Commonwealth War Graves Commission
The Commonwealth War Graves Commission (CWGC) is tasked with the responsibility of preserving the Commonwealth’s war graves.
The Commonwealth War Graves Commission (CWGC) in the United Kingdom has identified five sites with exceptional characteristics. These locations are connected to World Wars I and II.
Among these is the Kohima War Cemetery in Nagaland.
The Kohima War Cemetery is a monument to the troops of the Allied Forces’ 2nd British Division who perished in World War II in April 1944 in Kohima. The troops were killed on Garrison Hill, in the area around the Deputy Commissioner’s residence’s tennis court.
Among the other unique places identified by the CWGC are two World War I “crater cemeteries” in France’s Pas de Calais area – Zivy Crater and Litchfield Crater. The craters were formed as a result of mine detonation.

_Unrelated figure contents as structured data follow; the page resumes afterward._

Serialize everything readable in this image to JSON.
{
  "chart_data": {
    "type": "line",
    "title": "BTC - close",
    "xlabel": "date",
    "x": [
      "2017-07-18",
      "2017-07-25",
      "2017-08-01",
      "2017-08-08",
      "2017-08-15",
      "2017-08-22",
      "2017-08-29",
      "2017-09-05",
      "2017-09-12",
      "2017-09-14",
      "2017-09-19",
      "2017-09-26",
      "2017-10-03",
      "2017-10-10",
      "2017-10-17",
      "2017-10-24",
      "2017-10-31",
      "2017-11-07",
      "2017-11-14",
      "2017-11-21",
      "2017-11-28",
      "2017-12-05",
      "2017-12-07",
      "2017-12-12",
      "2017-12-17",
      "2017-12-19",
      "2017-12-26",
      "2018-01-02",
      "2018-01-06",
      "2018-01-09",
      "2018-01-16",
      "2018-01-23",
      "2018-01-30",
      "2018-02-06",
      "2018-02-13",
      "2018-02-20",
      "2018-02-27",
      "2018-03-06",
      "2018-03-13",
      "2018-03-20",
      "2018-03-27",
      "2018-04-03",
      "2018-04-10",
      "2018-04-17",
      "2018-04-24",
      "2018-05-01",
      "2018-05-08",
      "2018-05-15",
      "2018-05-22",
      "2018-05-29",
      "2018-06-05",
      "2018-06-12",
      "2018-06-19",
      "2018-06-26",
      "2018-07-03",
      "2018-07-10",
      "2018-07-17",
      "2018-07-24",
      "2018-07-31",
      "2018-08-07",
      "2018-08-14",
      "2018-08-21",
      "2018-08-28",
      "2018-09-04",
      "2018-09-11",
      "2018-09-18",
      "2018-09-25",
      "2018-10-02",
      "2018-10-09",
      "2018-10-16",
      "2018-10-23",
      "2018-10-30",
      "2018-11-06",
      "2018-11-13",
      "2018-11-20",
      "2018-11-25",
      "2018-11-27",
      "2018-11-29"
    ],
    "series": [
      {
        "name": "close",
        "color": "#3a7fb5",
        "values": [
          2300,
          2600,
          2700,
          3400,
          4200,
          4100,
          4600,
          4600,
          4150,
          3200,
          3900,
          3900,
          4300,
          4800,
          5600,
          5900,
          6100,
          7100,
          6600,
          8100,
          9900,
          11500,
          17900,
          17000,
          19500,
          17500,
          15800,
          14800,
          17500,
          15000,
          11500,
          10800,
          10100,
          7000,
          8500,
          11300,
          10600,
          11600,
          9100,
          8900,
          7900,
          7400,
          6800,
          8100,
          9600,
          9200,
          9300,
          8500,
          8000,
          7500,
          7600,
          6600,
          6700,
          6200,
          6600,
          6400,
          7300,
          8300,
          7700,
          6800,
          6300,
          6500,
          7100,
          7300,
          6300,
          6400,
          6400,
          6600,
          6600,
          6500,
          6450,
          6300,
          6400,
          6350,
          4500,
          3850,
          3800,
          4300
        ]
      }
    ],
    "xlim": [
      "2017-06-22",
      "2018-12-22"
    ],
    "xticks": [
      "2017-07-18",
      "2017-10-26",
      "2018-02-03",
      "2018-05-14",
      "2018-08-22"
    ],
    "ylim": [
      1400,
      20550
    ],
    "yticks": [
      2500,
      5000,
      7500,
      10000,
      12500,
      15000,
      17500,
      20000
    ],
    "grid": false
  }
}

Another location on the list is the Nicosia (Waynes Keep) Cemetery in Cyprus, which requires the presence of armed guards. This is because the cemetery is located on the disputed line between the island’s southern and northern halves since the 1970s.
The CWGC is an international organisation comprised of six member nations dedicated to ensuring that the men and women who perished in conflicts are never forgotten.
The commission was formed by Sir Fabian Ware and established as the Imperial War Graves Commission by Royal Charter in 1917.
Australia, Canada, India, New Zealand, South Africa, and the United Kingdom are all members.